Alex Callinicos is a Zimbabwean-born Marxist political theorist. He is Editor of International Socialism and Professor of European Studies at Kings College London, His books include Imperialism and the Global Economy. Here he speaks to the IAI about capitalism, the state of the left, and his proposals for a democratically planned economy.
Tobias Phibbs: Before we begin, how would you define capital and capitalism?
Marx said that the distinctive thing about capitalism is that it is self-expanding. In other words, capitalism represents a situation in which money its able to grow, to be more by the end of a cycle of investment than it was at the beginning. This seems like a mysterious process, but Marx argues that the solution to the problem of capital’s self-expanding quality is the way it is invested in employing workers who create more value than is represented by their wages. This is the key to exploitation under capitalism. Marx is therefore arguing that capitalism is necessarily an exploitative system.

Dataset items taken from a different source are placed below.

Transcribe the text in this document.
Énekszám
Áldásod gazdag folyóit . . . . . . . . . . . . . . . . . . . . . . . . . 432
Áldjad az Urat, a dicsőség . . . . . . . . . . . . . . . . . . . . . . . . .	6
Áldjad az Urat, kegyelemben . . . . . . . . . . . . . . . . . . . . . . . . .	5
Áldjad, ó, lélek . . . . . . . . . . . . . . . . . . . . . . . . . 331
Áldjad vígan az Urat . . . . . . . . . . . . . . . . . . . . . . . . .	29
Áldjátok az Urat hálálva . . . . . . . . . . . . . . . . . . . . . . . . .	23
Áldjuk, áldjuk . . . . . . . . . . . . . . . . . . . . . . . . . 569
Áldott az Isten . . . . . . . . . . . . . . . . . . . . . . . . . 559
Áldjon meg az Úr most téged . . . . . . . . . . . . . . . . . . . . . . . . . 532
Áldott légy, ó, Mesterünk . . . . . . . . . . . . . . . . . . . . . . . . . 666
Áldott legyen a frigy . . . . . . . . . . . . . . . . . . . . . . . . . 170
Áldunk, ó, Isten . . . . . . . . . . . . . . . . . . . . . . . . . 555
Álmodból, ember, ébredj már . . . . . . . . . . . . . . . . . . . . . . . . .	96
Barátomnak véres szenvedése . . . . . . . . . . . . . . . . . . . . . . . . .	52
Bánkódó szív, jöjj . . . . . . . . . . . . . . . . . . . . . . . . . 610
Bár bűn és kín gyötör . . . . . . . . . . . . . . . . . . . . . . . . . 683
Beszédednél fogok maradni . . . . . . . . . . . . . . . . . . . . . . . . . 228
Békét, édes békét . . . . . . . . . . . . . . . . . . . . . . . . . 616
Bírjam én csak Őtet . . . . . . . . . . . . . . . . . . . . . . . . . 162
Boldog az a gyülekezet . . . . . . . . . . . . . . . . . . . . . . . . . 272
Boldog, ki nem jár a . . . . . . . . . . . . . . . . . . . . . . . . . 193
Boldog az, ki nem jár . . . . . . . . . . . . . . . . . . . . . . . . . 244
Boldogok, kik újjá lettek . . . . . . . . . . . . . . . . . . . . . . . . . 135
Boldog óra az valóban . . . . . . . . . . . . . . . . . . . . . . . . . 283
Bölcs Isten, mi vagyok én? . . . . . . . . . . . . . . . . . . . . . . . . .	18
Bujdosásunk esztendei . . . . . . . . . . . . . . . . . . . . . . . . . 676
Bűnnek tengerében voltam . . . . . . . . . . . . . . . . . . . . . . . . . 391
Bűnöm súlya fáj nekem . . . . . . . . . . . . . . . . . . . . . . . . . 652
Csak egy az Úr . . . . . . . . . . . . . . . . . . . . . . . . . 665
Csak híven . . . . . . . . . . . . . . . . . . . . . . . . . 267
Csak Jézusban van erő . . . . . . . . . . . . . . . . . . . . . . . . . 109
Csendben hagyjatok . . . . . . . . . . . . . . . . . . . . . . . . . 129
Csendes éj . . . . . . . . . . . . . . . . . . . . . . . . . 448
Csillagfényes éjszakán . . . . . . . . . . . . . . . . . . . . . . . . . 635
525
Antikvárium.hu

From this perspective capitalism is a social and economic system where capital prevails. This involves exploitation of wage labour, the appropriation of what Marx calls surplus value in the form of profits by the owners of capital. The second feature is competitive accumulation. In other words, the capitalist class is not a unified homogenous collective; they compete with each other, each trying to maximise their share of the surplus value, and this competition puts constant pressure on individual firms to reduce their costs. It compels them to accumulate – in other words, to invest in improving their methods of production. This is the driving force behind both the expansion of human productive powers under capitalism, but also the crises that Marx sees as a necessary feature of capitalism.
TP: And the proposed solution is a democratically planned economy?
Well, that’s my theory. Many people think you can counter the excesses of capitalism through different forms of regulation to eliminate the more obnoxious and destabilising behaviour of capitalism. But the record suggests that this isn’t very realistic. Regulation doesn’t work partly because corporate lobbying limits its effectiveness and partly because the banks and hedge funds and so on have enormous incentives to bypass it. So the solution in my view is a systemic change which would involve replacing capitalism with democratic planning.
TP: It’s worth mentioning that capitalism isn’t quite the anarchic system of free markets that we sometimes imagine it to be. There is already a degree of economic planning: as Ha Joon Chang has shown, the state has always had a role in capitalist innovation. So what would a democratically planned economy look like and what would separate it from experiments in democratic capitalism that already take place?
You’re absolutely right that there are different forms of planning under capitalism, but they tend to be partial and practically organised. Corporations make plans, states make plans, but overall they do it in a hierarchical way that does not involve most people in the decisions that affect their lives.